Wednesday, October 31, 2007

A Reflection on Ken's Post

I enjoyed Ken's entire post; I found it easy to understand, and it was a constant, steady flow, laying out different ideas and showing how they relate to one another. The part of the post I especially enjoyed was when he was talking about how different critical theorists simply invented these theories and concepts, they didn't actually discover them like something scientific.
I don't know how right I am about this, but I think that Baudrillard and Derrida would have some similiar thoughts about this. Derrida says every structure can be decentered, thus there are no stable or fixed truths. And when Ken was summarizing Baudrillard's thoughts on the Marxist idea of the commodity and the concepts of use-value and exchange-value, Derrida popped into my head and I immediately connected this idea with Derrida's that there cannot be any fixed truths. Baudrillard does not was to rescue reality, in fact it seems like he thinks this would be foolish or near impossible, that instead we should focus on rescuing illusion and keeping illusion alive.

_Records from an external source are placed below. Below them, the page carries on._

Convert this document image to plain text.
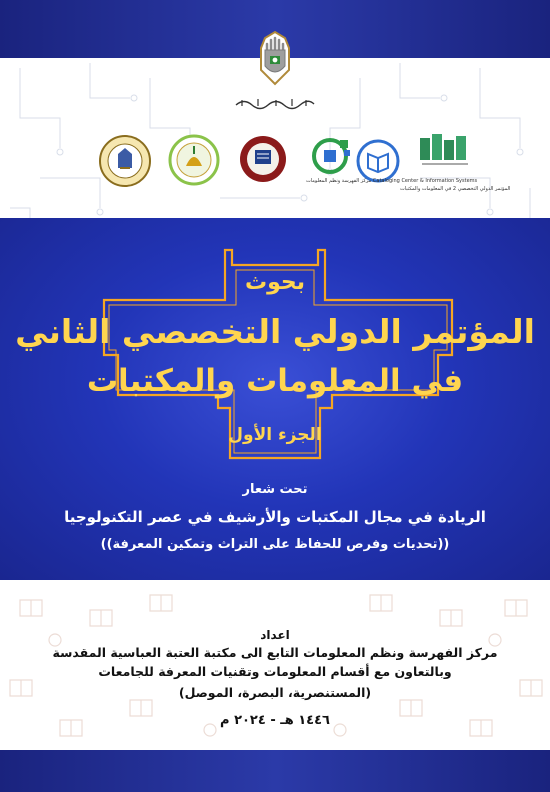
المؤتمر الدولي التخصصي 2 في المعلومات والمكتبات
مركز الفهرسة ونظم المعلومات Cataloging Center & Information Systems
بحوث
المؤتمر الدولي التخصصي الثاني
في المعلومات والمكتبات
الجزء الأول
تحت شعار
الريادة في مجال المكتبات والأرشيف في عصر التكنولوجيا
((تحديات وفرص للحفاظ على التراث وتمكين المعرفة))
اعداد
مركز الفهرسة ونظم المعلومات التابع الى مكتبة العتبة العباسية المقدسة
وبالتعاون مع أقسام المعلومات وتقنيات المعرفة للجامعات
(المستنصرية، البصرة، الموصل)
١٤٤٦ هـ - ٢٠٢٤ م
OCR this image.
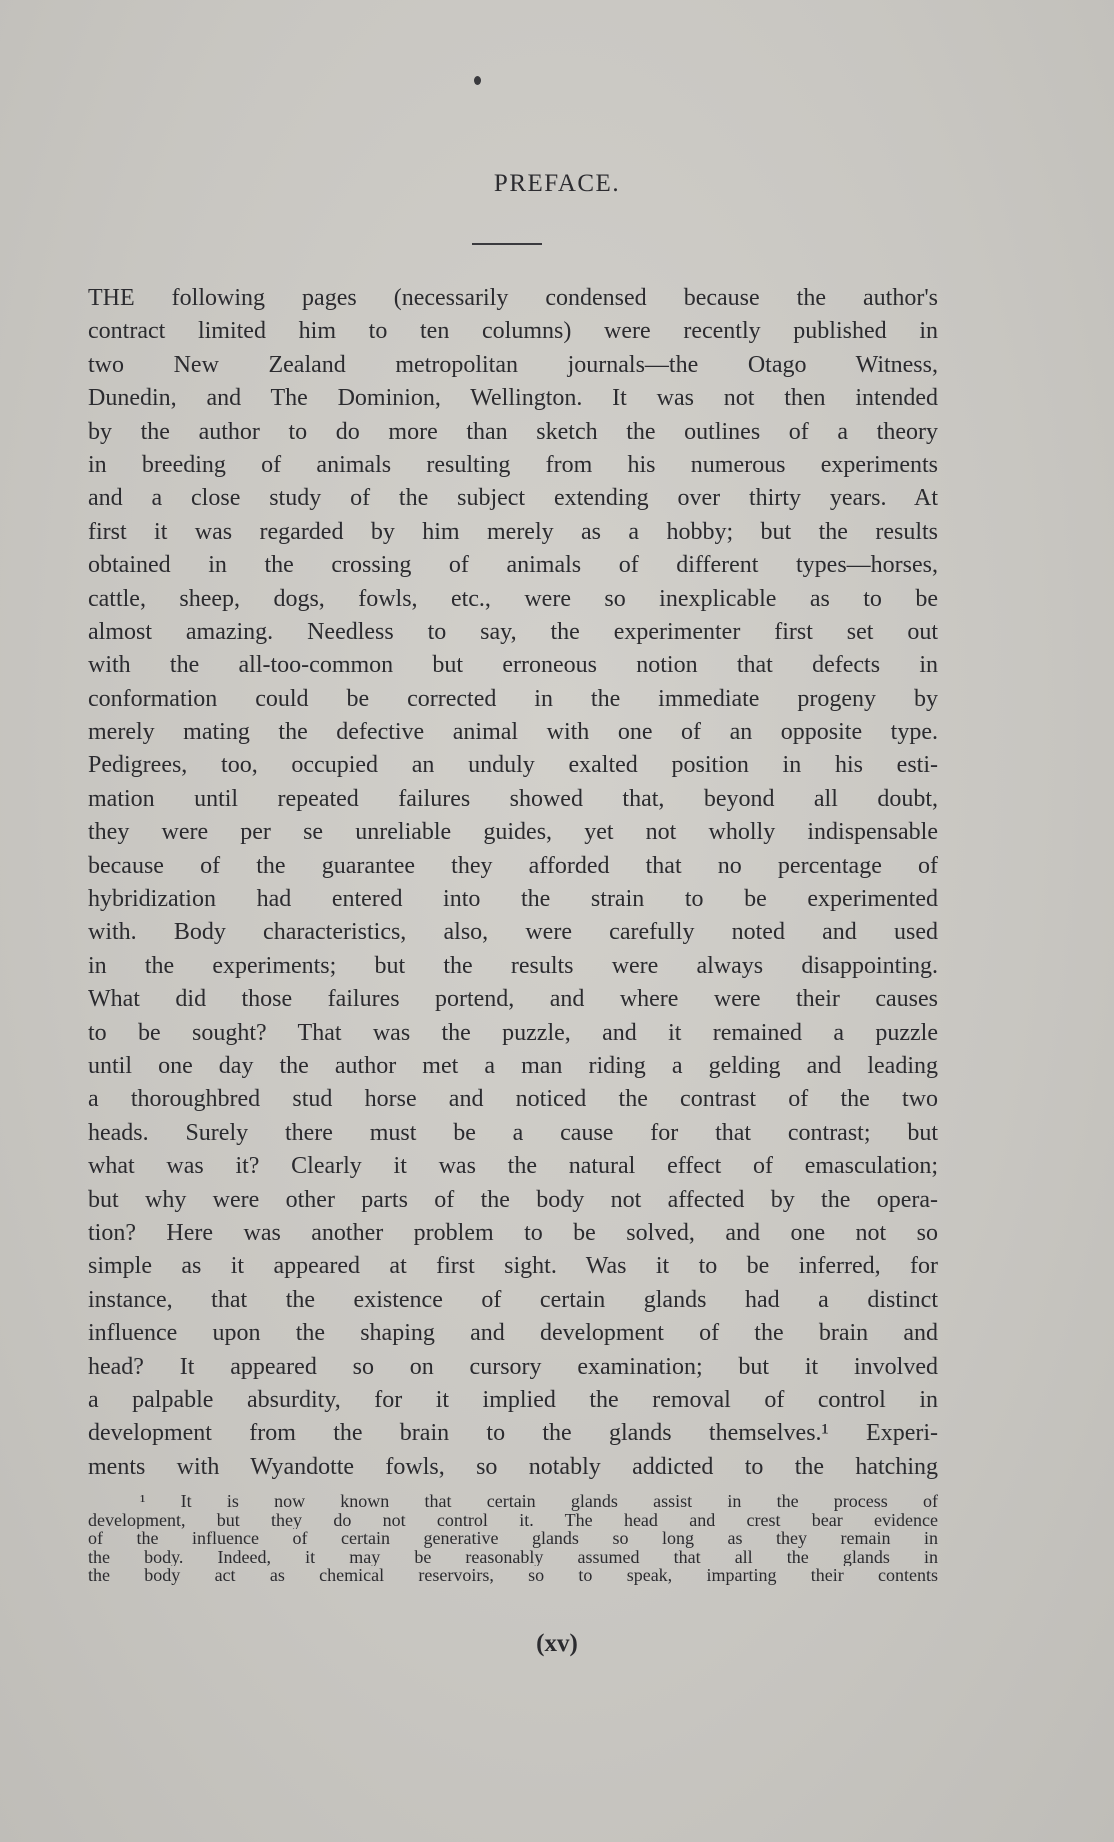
PREFACE.
THE following pages (necessarily condensed because the author's
contract limited him to ten columns) were recently published in
two New Zealand metropolitan journals—the Otago Witness,
Dunedin, and The Dominion, Wellington. It was not then intended
by the author to do more than sketch the outlines of a theory
in breeding of animals resulting from his numerous experiments
and a close study of the subject extending over thirty years. At
first it was regarded by him merely as a hobby; but the results
obtained in the crossing of animals of different types—horses,
cattle, sheep, dogs, fowls, etc., were so inexplicable as to be
almost amazing. Needless to say, the experimenter first set out
with the all-too-common but erroneous notion that defects in
conformation could be corrected in the immediate progeny by
merely mating the defective animal with one of an opposite type.
Pedigrees, too, occupied an unduly exalted position in his esti-
mation until repeated failures showed that, beyond all doubt,
they were per se unreliable guides, yet not wholly indispensable
because of the guarantee they afforded that no percentage of
hybridization had entered into the strain to be experimented
with. Body characteristics, also, were carefully noted and used
in the experiments; but the results were always disappointing.
What did those failures portend, and where were their causes
to be sought? That was the puzzle, and it remained a puzzle
until one day the author met a man riding a gelding and leading
a thoroughbred stud horse and noticed the contrast of the two
heads. Surely there must be a cause for that contrast; but
what was it? Clearly it was the natural effect of emasculation;
but why were other parts of the body not affected by the opera-
tion? Here was another problem to be solved, and one not so
simple as it appeared at first sight. Was it to be inferred, for
instance, that the existence of certain glands had a distinct
influence upon the shaping and development of the brain and
head? It appeared so on cursory examination; but it involved
a palpable absurdity, for it implied the removal of control in
development from the brain to the glands themselves.¹ Experi-
ments with Wyandotte fowls, so notably addicted to the hatching
¹ It is now known that certain glands assist in the process of
development, but they do not control it. The head and crest bear evidence
of the influence of certain generative glands so long as they remain in
the body. Indeed, it may be reasonably assumed that all the glands in
the body act as chemical reservoirs, so to speak, imparting their contents
(xv)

Wouldn't this relate to Derrida who believes we also must not focus on rescuing the real because the real isn't possible, that this all is an illusion? Lacan even, saying that if we ever reached the real we would be in a state of traumatic shock. These theorists invent these concepts to better explain our situation as human beings. That we must question and be curious about what happens around us, we cannot simply just take things how they are.
Our capitialist society is a good example of this. What I probably found the most interesting part of Ken's post was his comment on the 200 something trillion dollars American owe in credit. That is A LOT of consumer debt, and this is what keeps our country going. This fake, monopoly money is what makes up our country and makes us so strong and powerful. But this money is just an illusion. We consume therefore we are.
I also liked how Ken compared structuralism and Saussure's ideas about signs and the signified and signifier and related this to use-value and exchange-value. It really helped me looked at currency and its system in a new way, in a frightening way. What did others think of this comparison, and the statement on consumer debt? Did that make anyone else angry?

3 comments:

Gentlemen'sDistrict said...

I didn't so much make me angry--- maybe because I work retail and that would kill my income, but it did make me really uncomfortable to see where he was going with it--I know Ken (or Dr.M) specified that we had not reached the fourth stage in this model, but I really think we are on the threshold of it. How many people do we know do EVERYTHING on-line?...Even this whole identity fraud epidemic which we are having is a direct result of the "viral" stage. Anyway, I thought your post on the post (giggle) was really insightful.

have a nice day yo.

Ryan Murphy said...

I'm glad you also focused around the point that none of these ideas by theorists are about anything new being "discovered" they're all just interpretations of how to make sense of the same systems. When I first read Ken's post I also got an idea similar to "he thinks this would be foolish or near impossible, that instead we should focus on rescuing illusion and keeping illusion alive" but because there was never a "real" to illustrate, saving the illusion instead isn't so bad.
I also got a weird thought about global warming while reading over and commenting on people's blogs, the way that everyone acknowledges that there are these huge holes in the theories and that so many of our systems are built on everybody being cool with collectively lying. Kind of unsettling, but just a thought. Have fun in class!

My Princess Diary said...

The debt example blows my mind. I can't even wrap my head around the numbers, but it seems odd that a country with that big of a deficit can function. I would agree that the system is based on consumption rather than production. It seems like the only way we could possibly exist with the debt.